When I was eleven years old I started training in self-defense. I was inspired by late 1960s martial arts movies and the fact that I got beat up at summer camp by someone considered by many to be a “sissy.” It was hard to live down the event, especially for my dad, an ex-military police officer who was also an Army boxer.
When Dad heard that his son was beaten up by a “sissy,” he said, “The boy needs help!”
Dad’s solution was to enroll me in an uncompromising karate school with a Japanese instructor who had recently immigrated to Puerto Rico. There I was—eleven and training on an unpadded cement floor with an instructor who barely knew English and knew no Spanish. The training was relentless, and despite Puerto Rico’s high humidity and searing heat, the school had no air conditioning. Mopping up my sweat from the floor became an essential part of my training!
But it worked. I toughened up, and my appreciation for the martial arts never waned. For many years, martial arts movies were my favorite genre. Some were like parables, praising certain virtues and teaching why others were evil or wrong.
Stories or parables can be the best way to illustrate teachings. Jesus loved parables and used them often to convey moral lessons and kingdom principles. I will follow His example by offering you a story right now, about a warrior who sought higher wisdom:
After going through many battles, and winning every encounter because of his superb training and fighting spirit, a certain warrior came to an old, blind sage seeking the answer to his unending quest for enlightenment. The great warrior’s prize for his many victories was to receive from the blind man an ancient book of wisdom that would reveal the secrets he so earnestly yearned to understand. Many warriors before him had died in their attempt to retrieve the great book, but as the victor to every encounter, he alone was ready to receive the amazing prize.
The sage warned that the book of wisdom would reveal many things the warrior would not like hearing. He also warned that the fighter’s lifelong rage and bitter hatred had turned him into something the book would expose. The warrior could not hide from the truth; he would find it on every page. And he would have to live with the consequences of what he found.
Undeterred by the sage’s warnings, the warrior grabbed the book from his hands. “Finally,” thought the warrior, “I am about to get the answers I fought so hard to obtain!”
What would the great book of wisdom reveal to him? What would it say?
The warrior opened to the first page and was shocked to find a mirror that reflected the monster he had become. Horrified, he turned to the second page, and it was a mirror, too!
Anxiously and quickly, the warrior turned the pages only to find that every page of the thick book was a mirror reflecting his war-battered, bruised, and deeply scarred face!
The sage sternly but calmly turned to the warrior and said, “This is what you are and what you have become. Unless you change, you will have to live with the consequences. It is your choice from now on.”
The ultimate book of wisdom is the Bible. Like the mirror in the parable you just read, the Bible reveals truth. All of it is pure, but you won’t always like hearing it. If you embrace it, however, you will be blessed.

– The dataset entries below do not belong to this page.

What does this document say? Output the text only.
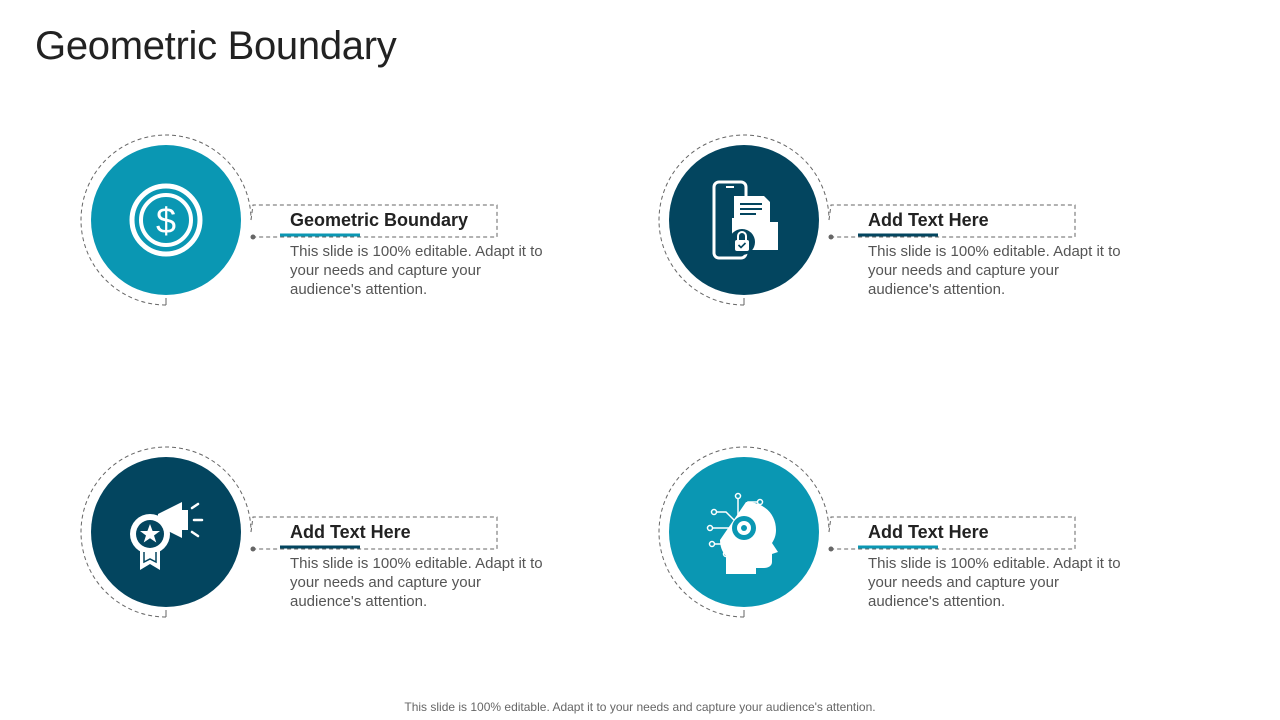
Geometric Boundary
$	Geometric Boundary
This slide is 100% editable. Adapt it to your needs and capture your audience's attention.
Add Text Here
This slide is 100% editable. Adapt it to your needs and capture your audience's attention.
Add Text Here
This slide is 100% editable. Adapt it to your needs and capture your audience's attention.
Add Text Here
This slide is 100% editable. Adapt it to your needs and capture your audience's attention.
This slide is 100% editable. Adapt it to your needs and capture your audience's attention.
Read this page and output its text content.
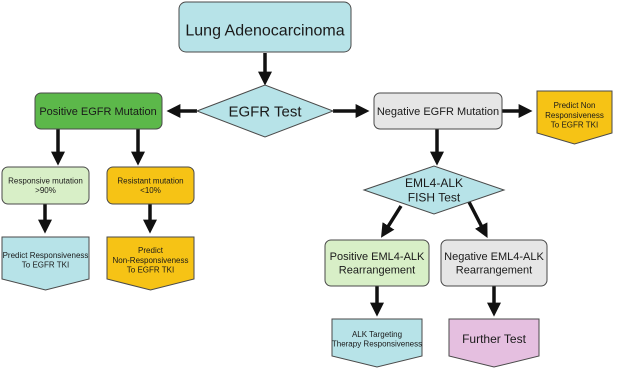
Lung Adenocarcinoma
EGFR Test
Positive EGFR Mutation	Negative EGFR Mutation
Predict Non Responsiveness To EGFR TKI
Responsive mutation >90%
Resistant mutation <10%
Predict Responsiveness To EGFR TKI
Predict Non-Responsiveness To EGFR TKI
EML4-ALK FISH Test
Positive EML4-ALK Rearrangement
Negative EML4-ALK Rearrangement
ALK Targeting Therapy Responsiveness	Further Test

For if anyone is a hearer of the word and not a doer, he is like a man observing his natural face in a mirror; for he observes himself, goes away, and immediately forgets what kind of man he was. But he who looks into the perfect law of liberty and continues in it, and is not a forgetful hearer but a doer of the work, this one will be blessed in what he does (James 1:23-25 NKJV).
The book you now hold is a mirror, too. It will serve as a reflection of how you are living, what you are listening to and have been exposed to, and what fruit is produced through your life…It is your opportunity to take a good, hard, look at yourself so that you might be established and qualified by the Master to do His bidding.
As you read, consider God’s counsel:
Examine [test, prove] yourselves as to whether you are in the faith. Test yourselves. Do you not know yourselves, that Jesus Christ is in you?—unless indeed you are disqualified (2 Corinthians 13:5 NKJV).
An anointed message can be hard-hitting and cut through ideas like a two-edged sword (see Heb. 4:12). This book will do that for many. This message does not tiptoe through the tulips. No doubt some will be shocked at the conclusions that are reached….If Jesus returned today, His Church would not be ready to meet Him face to face! That is why the Holy Spirit mandated this book. But it is not an easy read meant to tickle the senses. It is for those who desire more out of their relationship with God than the status quo, and are willing to do what it takes to get there.
A war is raging in the heavenlies for every member of the Church, the Body of Christ in the earth. The spiritual welfare of many hangs in the balance. Deception has spread in the land. Many are losing their way. The great shaking has begun!
I pray that the revelation of the Lord Jesus found in these words sparks a zeal in your heart that burns until His return and throughout eternity. May you be strengthened in Him powerfully for His glory and kingdom. May you be in the company of those to whom the Lord will say on that day, “Well done good and faithful servant!”